System.Diagnostics.Process myProcess = new Process();
myProcess.StartInfo.FileName = @"Labyrinth.png";
myProcess.Start(); 

Would anyone know a way to check if the image is open with the windows photo viewer or whatever default program you use.

Answer 1

You can use Process.MainWindowHandle and use Win32 Native API to check detail of that window.

Following link may help you on this.

Unexpected behaviour of Process.MainWindowHandle

Getting MainWindowHandle of a process in C#

As per my knowledge .NET framework not supported this thing directly but you can use P/Invoke to Win32 API and get detail.

Hope this help you.

Answer 2

The main problem here is that you basically know nothing about the program you're launching, only that it's associated with .png files, so checking for windows is possibly very situation-specific and not generally reliable.

What I would do is to check for the whole process instead. At the time of opening the second png, check if the first process is still alive and don't open if it's still is. The HasExited property serves that purpose. Try something like this:

private Process previousProcess = null;

public CreateImage()
{
    //Here put png creation as you already have
    //Now attempt to open it if the previous instance has closed

    if(this.previousProcess == null || this.previousProcess.HasExited)
    {
        //Either there was no previous image opened or it was already closed, go ahead and open it
        Process myProcess = new Process();
        myProcess.StartInfo.FileName = @"Labyrinth.png";
        myProcess.Start();

        //Cache the newly launched process to check for it afterwards
        this.previousProcess = myProcess;
    }
}

Note that this relies on your program to remain open within two consecutive generations, so it will not detect if you leave the image open, but close and reopen your program instead.

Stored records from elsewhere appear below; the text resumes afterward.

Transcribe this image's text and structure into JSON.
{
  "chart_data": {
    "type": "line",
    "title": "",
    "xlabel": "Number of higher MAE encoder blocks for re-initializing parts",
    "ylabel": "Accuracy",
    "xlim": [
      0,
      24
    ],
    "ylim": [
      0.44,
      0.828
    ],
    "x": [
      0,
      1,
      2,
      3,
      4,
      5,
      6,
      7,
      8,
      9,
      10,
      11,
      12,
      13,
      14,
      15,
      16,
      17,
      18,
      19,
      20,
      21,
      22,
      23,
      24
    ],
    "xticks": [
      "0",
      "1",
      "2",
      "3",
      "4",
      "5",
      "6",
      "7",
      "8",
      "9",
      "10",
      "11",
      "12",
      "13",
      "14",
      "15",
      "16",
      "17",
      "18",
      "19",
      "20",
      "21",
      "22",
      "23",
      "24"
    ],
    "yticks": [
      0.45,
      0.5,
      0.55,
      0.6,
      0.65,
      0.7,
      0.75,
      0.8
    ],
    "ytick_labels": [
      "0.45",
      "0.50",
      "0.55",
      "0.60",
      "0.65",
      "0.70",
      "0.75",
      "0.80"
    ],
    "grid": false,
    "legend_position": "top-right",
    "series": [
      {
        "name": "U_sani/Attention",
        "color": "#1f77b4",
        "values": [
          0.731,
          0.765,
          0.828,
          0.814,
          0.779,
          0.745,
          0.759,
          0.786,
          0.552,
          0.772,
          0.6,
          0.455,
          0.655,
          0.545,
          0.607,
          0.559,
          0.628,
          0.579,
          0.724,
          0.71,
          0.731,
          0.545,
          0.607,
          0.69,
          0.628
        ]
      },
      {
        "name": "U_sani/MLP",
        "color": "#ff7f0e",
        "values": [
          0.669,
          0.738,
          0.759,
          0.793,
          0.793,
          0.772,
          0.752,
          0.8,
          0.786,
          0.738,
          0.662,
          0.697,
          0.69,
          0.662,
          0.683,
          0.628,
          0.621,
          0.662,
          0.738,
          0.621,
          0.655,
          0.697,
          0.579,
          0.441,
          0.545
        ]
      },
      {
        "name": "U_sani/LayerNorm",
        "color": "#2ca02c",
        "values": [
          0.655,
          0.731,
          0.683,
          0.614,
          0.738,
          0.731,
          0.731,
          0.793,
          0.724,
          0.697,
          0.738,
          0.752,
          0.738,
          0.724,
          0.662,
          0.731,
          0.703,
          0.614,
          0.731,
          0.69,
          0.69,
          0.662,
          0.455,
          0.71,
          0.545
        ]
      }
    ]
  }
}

Also, the user might reuse the same program opened for the image for doing something else, effectively closing the image but not the process, in which case further generated images will not be shown.

Of course a workaround to all this is to provide some way to display the image in your own program, and optionally giving the user an option to launch a program with it if the like, thus avoiding the problem entirely.

Edit

It seems that it's not necesary to Dispose() the previous object if the underlying OS process already has been terminated, so removed that line.